Friday, August 6, 2021

In My Dreams I Hold a Knife

In My Dreams I Hold a Knife by Ashley Winstead
8/3/21; 352 pages
Sourcebooks

In My Dreams I Hold a Knife by Ashley Winstead is a very highly recommended murder mystery. This is an unputdownable, binge-worthy, entertaining, exceptional debut novel.

It has been ten years since Jessica (Jess) Miller graduated from Duquette University. Jessica is planning to attend the reunion and display how she is now successful, beautiful, and confident in life. This will be in contrast to the murky end of college when one of her friends was murdered. They were close friends who ruled the campus and were known as the East House Seven: Heather, Caro, Mint, Jack, Frankie, Coop, and Jess. Heather was murdered at the end of their senior year and Jack was the main suspect, but wasn't charged. The group left under a cloud of suspicion. Now five of them are coming back, to the reunion. Jack, still friends with Jess, is not attending. Heather's younger brother, Eric, now works in alumni office and plans to use the reunion as an opportunity to find her killer. He knows it is one of the five people from the East House Seven attending the reunion.

The narrative alternates between the two timelines, one set in the present at the reunion and the other in the past during their college years. The characters are fully realized. Jess is the main narrator of the story at the reunion with flashbacks mostly from her point-of-view until much later in the novel. Jess is a flawed character - self-centered, dislikeable, and driven but with low self-esteem. Her flaws and those that eventually come out about the other characters make the plot even more interesting.
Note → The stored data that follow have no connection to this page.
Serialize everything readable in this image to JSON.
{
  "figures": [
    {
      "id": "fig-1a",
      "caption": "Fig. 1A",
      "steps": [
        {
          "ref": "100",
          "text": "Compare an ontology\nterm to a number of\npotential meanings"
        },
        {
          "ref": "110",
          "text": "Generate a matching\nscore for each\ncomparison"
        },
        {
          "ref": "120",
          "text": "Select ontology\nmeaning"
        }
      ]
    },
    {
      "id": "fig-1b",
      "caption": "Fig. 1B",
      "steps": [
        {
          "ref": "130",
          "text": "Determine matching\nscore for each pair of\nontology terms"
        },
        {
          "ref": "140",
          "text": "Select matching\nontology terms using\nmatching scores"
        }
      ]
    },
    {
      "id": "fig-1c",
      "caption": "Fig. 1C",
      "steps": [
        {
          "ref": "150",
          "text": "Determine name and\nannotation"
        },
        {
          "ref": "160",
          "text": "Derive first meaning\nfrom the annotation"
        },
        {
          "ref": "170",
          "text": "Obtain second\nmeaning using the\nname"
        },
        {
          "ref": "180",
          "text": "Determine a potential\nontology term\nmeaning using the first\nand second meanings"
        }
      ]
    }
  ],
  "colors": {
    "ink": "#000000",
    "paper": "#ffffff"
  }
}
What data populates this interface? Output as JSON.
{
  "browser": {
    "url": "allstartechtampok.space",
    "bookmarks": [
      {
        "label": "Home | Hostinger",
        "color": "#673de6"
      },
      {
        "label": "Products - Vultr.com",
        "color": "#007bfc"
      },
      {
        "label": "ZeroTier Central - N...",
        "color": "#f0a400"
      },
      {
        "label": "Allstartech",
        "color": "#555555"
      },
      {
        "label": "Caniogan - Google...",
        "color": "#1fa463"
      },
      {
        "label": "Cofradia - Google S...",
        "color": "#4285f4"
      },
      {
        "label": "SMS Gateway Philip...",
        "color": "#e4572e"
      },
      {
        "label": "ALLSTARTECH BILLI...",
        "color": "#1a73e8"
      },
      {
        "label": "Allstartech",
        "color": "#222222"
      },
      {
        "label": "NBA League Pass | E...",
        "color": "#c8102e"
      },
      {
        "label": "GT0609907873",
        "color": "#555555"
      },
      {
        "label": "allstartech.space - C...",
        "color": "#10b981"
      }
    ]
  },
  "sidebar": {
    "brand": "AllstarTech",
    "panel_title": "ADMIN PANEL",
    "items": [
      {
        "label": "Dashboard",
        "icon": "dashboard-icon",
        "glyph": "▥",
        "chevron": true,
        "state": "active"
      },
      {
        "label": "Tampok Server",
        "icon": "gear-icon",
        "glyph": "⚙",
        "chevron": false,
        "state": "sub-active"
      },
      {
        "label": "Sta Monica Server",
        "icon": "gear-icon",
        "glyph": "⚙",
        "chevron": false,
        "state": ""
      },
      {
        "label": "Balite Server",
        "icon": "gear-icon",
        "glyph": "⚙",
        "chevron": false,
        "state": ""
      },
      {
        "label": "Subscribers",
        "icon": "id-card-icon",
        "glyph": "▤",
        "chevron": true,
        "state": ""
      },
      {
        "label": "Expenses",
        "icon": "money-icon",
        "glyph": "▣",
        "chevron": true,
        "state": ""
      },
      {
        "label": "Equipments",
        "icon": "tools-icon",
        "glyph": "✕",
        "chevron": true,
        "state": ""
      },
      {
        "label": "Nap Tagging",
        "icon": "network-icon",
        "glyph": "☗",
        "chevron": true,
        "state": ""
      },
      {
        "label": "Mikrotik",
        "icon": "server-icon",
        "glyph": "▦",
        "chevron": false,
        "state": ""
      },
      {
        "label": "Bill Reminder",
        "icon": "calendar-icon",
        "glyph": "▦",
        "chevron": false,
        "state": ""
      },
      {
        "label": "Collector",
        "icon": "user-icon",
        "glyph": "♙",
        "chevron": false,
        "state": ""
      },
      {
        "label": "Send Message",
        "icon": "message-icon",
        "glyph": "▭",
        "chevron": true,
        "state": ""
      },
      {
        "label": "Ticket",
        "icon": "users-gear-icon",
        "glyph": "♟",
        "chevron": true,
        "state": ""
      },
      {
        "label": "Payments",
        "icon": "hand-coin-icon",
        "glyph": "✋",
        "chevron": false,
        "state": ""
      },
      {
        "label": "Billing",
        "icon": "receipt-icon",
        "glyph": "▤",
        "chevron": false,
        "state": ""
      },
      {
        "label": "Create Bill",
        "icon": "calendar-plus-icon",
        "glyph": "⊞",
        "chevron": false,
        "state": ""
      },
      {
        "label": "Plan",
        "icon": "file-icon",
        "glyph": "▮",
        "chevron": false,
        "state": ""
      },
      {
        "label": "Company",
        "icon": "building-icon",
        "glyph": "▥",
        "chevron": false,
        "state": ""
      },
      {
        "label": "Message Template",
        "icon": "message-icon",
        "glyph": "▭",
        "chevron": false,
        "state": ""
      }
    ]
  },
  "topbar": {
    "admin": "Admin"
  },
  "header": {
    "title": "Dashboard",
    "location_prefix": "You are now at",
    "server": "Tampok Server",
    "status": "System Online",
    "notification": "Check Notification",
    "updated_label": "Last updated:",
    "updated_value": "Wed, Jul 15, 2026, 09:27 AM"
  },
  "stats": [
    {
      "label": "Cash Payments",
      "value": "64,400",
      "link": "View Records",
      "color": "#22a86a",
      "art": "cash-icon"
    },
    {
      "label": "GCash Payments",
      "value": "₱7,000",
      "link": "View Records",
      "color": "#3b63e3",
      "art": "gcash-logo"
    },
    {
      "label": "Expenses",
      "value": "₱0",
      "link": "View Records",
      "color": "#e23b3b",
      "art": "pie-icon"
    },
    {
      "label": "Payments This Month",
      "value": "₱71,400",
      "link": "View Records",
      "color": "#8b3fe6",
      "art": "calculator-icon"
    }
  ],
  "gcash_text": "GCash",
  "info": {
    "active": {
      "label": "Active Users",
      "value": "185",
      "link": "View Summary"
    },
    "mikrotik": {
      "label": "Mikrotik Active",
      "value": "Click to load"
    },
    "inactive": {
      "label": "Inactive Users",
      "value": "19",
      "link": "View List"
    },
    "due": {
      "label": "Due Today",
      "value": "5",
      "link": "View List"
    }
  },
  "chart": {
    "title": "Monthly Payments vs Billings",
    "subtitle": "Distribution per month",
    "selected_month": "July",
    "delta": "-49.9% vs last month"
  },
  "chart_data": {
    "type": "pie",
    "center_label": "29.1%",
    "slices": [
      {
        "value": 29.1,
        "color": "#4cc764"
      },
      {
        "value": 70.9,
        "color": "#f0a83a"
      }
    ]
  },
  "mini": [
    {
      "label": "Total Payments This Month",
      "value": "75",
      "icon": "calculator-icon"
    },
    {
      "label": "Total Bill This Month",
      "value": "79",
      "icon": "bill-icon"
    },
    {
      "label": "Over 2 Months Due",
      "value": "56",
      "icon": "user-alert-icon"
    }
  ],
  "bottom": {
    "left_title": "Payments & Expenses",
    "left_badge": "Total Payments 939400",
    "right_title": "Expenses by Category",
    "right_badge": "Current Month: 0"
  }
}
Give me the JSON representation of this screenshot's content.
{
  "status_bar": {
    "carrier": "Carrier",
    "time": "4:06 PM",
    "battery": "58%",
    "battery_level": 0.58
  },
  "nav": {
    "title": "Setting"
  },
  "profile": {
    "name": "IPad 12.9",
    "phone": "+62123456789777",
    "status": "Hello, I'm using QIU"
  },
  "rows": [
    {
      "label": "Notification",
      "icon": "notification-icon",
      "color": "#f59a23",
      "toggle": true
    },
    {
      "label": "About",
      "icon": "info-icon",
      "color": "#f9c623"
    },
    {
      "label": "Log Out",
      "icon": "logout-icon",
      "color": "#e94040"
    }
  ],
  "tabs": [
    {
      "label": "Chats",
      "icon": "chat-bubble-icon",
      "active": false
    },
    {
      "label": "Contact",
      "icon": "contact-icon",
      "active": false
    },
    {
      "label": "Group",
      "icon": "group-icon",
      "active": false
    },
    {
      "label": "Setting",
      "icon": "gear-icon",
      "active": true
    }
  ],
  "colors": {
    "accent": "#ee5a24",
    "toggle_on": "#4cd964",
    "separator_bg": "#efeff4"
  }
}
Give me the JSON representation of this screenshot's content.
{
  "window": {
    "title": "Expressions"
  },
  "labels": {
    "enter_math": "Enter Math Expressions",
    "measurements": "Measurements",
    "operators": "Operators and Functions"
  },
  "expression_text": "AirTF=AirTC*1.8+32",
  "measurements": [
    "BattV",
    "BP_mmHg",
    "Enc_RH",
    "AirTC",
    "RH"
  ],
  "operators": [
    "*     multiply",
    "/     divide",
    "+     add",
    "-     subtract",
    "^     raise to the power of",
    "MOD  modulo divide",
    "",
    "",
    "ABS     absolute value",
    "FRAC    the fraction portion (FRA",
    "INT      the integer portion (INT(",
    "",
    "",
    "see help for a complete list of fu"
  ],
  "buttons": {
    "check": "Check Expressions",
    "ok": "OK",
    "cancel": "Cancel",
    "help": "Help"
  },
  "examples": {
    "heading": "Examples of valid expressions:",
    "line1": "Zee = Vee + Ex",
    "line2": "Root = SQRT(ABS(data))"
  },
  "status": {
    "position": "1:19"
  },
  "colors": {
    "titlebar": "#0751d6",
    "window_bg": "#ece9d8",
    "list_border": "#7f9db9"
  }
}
This is an excellent novel! At the beginning of In My Dreams I Hold a Knife, I thought, "oh no, not another college golden days novel," but as I continued reading, I was very pleasantly surprised. The alternating  timelines works so well in this novel and Winstead uses the plot device perfectly to provide background information while increasing the tension. And there are revelations, twists, duplicity, secrets, hypocrisy, and surprises abounding. It is a remarkable murder mystery melodrama. Once the plot gets rolling and secrets start coming out it really is impossible to stop reading. 

Disclosure: My review copy was courtesy of Sourcebooks.